Puis un jour elle a compris que « L’église » c’était le nom d’ce trou à rat… j’m’en suis pris plein la gueule. Enfin, j’m’en fous maintenant. Quelle conne celle-là, vraiment. Rien à en tirer., marmonnait-il, les paupières mi-closes, s’adressant à soi-même comme aux piliers de bar qui l’entouraient sans l’écouter.

Le lieu était éclairé par une multitude de bougies, pour la plupart roses et blanches, coincées dans des bouteilles vides sur lesquelles des trainées de cire s’étaient refroidies. Le propriétaire de l’établissement ne cessait de lorgner sur des « poulettes » qui s’enfilaient shooter sur shooter, le brave gaillard attendait sans doute un moment propice pour leur offrir son intimité en échange de quelques whisky soda généreusement offerts par la maison. Entre mépris et fascination, j’analysais ce spectacle quand une voix glaçante m’interpela : – J’te connais, toi.

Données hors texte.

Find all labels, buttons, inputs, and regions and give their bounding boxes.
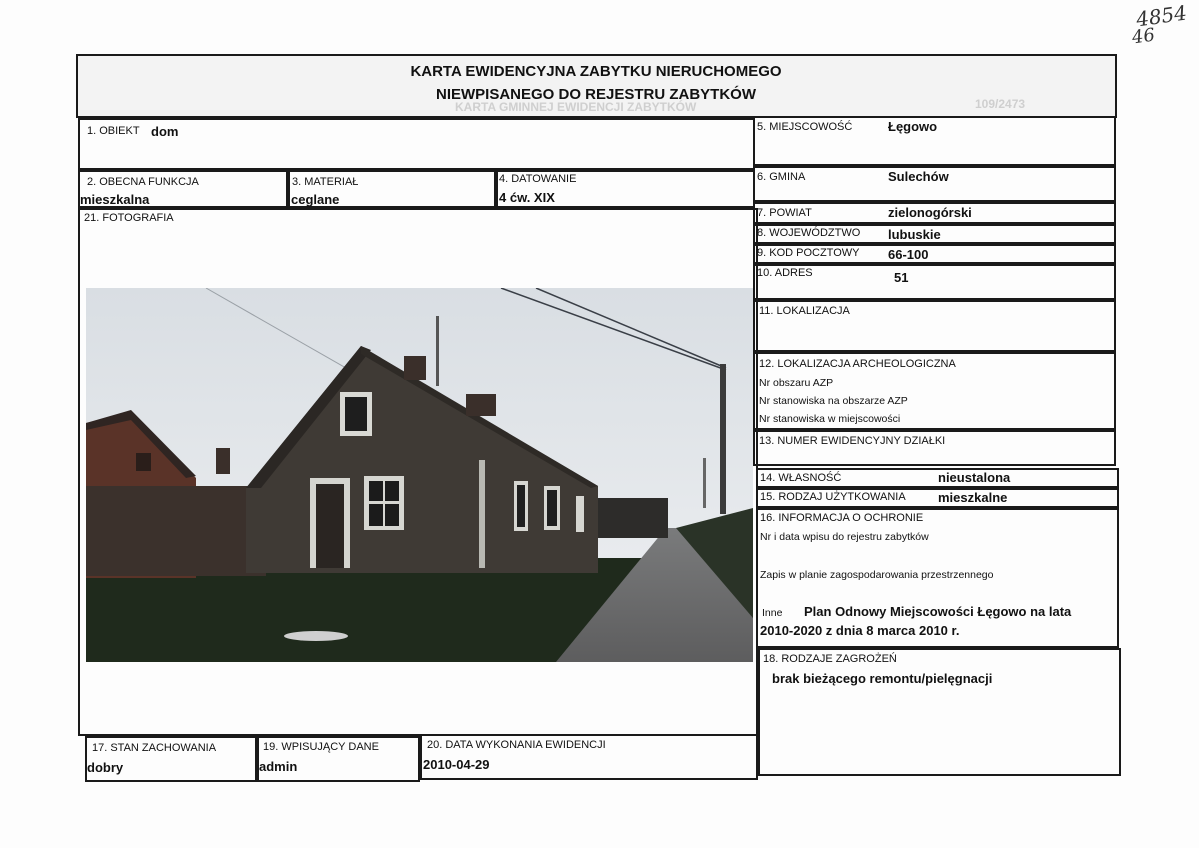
label-data-wykonania: 20. DATA WYKONANIA EWIDENCJI	[427, 739, 606, 751]
label-datowanie: 4. DATOWANIE	[499, 173, 577, 185]
handwritten-subnumber: 46	[1130, 24, 1157, 49]
label-obiekt: 1. OBIEKT	[87, 125, 140, 137]
text-wpis-rejestr: Nr i data wpisu do rejestru zabytków	[760, 531, 929, 543]
label-gmina: 6. GMINA	[757, 171, 806, 183]
label-informacja-o-ochronie: 16. INFORMACJA O OCHRONIE	[760, 512, 924, 524]
value-gmina: Sulechów	[888, 169, 949, 184]
label-kod-pocztowy: 9. KOD POCZTOWY	[757, 247, 860, 259]
text-zapis-plan: Zapis w planie zagospodarowania przestrzennego	[760, 569, 994, 581]
value-data-wykonania: 2010-04-29	[423, 757, 490, 772]
house-photograph	[86, 288, 753, 662]
faint-record-number: 109/2473	[975, 97, 1026, 111]
label-numer-dzialki: 13. NUMER EWIDENCYJNY DZIAŁKI	[759, 435, 946, 447]
value-inne-line2: 2010-2020 z dnia 8 marca 2010 r.	[760, 623, 960, 638]
label-miejscowosc: 5. MIEJSCOWOŚĆ	[757, 121, 853, 133]
text-inne-label: Inne	[762, 607, 783, 619]
value-wpisujacy: admin	[259, 759, 298, 774]
label-powiat: 7. POWIAT	[757, 207, 812, 219]
label-rodzaj-uzytkowania: 15. RODZAJ UŻYTKOWANIA	[760, 491, 906, 503]
page-title-line2: NIEWPISANEGO DO REJESTRU ZABYTKÓW	[435, 86, 757, 103]
label-adres: 10. ADRES	[757, 267, 813, 279]
label-fotografia: 21. FOTOGRAFIA	[84, 212, 174, 224]
label-obecna-funkcja: 2. OBECNA FUNKCJA	[87, 176, 199, 188]
text-nr-obszaru-azp: Nr obszaru AZP	[759, 377, 834, 389]
page-title-line1: KARTA EWIDENCYJNA ZABYTKU NIERUCHOMEGO	[410, 63, 782, 80]
handwritten-number: 4854	[1134, 0, 1189, 32]
value-material: ceglane	[291, 192, 340, 207]
value-obecna-funkcja: mieszkalna	[80, 192, 150, 207]
value-wlasnosc: nieustalona	[938, 470, 1011, 485]
value-wojewodztwo: lubuskie	[888, 227, 941, 242]
value-rodzaj-uzytkowania: mieszkalne	[938, 490, 1008, 505]
faint-underlay-title: KARTA GMINNEJ EWIDENCJI ZABYTKÓW	[455, 100, 697, 114]
label-lokalizacja-archeologiczna: 12. LOKALIZACJA ARCHEOLOGICZNA	[759, 358, 956, 370]
value-datowanie: 4 ćw. XIX	[499, 190, 555, 205]
text-nr-stanowiska-miejscowosc: Nr stanowiska w miejscowości	[759, 413, 901, 425]
label-material: 3. MATERIAŁ	[292, 176, 359, 188]
value-inne-line1: Plan Odnowy Miejscowości Łęgowo na lata	[804, 604, 1072, 619]
value-powiat: zielonogórski	[888, 205, 972, 220]
value-kod-pocztowy: 66-100	[888, 247, 929, 262]
value-adres: 51	[894, 270, 909, 285]
label-wpisujacy: 19. WPISUJĄCY DANE	[263, 741, 379, 753]
value-rodzaje-zagrozen: brak bieżącego remontu/pielęgnacji	[772, 671, 993, 686]
value-miejscowosc: Łęgowo	[888, 119, 938, 134]
value-obiekt: dom	[151, 124, 179, 139]
label-wojewodztwo: 8. WOJEWÓDZTWO	[757, 227, 861, 239]
field-obiekt	[78, 118, 755, 170]
label-wlasnosc: 14. WŁASNOŚĆ	[760, 472, 842, 484]
text-nr-stanowiska-azp: Nr stanowiska na obszarze AZP	[759, 395, 908, 407]
label-lokalizacja: 11. LOKALIZACJA	[759, 305, 850, 317]
field-rodzaje-zagrozen	[758, 648, 1121, 776]
label-stan-zachowania: 17. STAN ZACHOWANIA	[92, 742, 217, 754]
value-stan-zachowania: dobry	[87, 760, 124, 775]
label-rodzaje-zagrozen: 18. RODZAJE ZAGROŻEŃ	[763, 653, 897, 665]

Je me retournai sur-le-champ, l’homme au costume de velours me dévisageait en me pointant du doigt. Ses yeux étaient teintés de rouge, ils ne me lâchaient pas. Ils m’étaient étrangement familiers, je ne pouvais m’en détourner. Soudain, le cadre, le directeur, les poulettes et les habitués s’évanouirent en un seul mouvement. Je restai nez à nez avec l’homme au costume de velours mais ce n’étaient plus des particules d’air qui nous séparaient l’un de l’autre, c’était un miroir. Il était devenu mon reflet et j’étais devenue le sien. Il me fit un clin d’œil que je lui rendis malgré moi avant d’atterrir instantanément sur le toit d’un bâtiment élevé au-dessus de rues illuminées par des décorations de Noël. Alignés entre le rebord de fenêtres d’immeubles haussmanniens, des flocons de neige, sapins et sucres d’orge scintillants surplombaient les pavés. J’avais très froid, le vent m’enveloppait la gorge et les mains. Puis j’entendis l’écho de plusieurs voitures roulant à pas lents, l’écho se rapprocha rapidement, il fut rejoint par le murmure d’une foule, au moins deux cents personnes. Parées de noir, elles suivaient des corbillards positionnés en file indienne. Les piétons cheminaient en rang serré, je ne pouvais voir leur visage qui, drapé dans un foulard, rendait la marche funèbre bien plus morbide qu’elle ne l’était déjà. Tout d’un coup, j’eus la sensation que l’on me fit un croche pied et je chutai du toit pour m’échouer sur le sol d’un salon rococo. C’était une pièce dans des tons pastel arrangée de manière extravagante, moquette fleurie, papier peint fleuri et coussins, eux-aussi, fleuris. Quelques arabesques, d’ici de là, entre deux fauteuils imitation Louis XV.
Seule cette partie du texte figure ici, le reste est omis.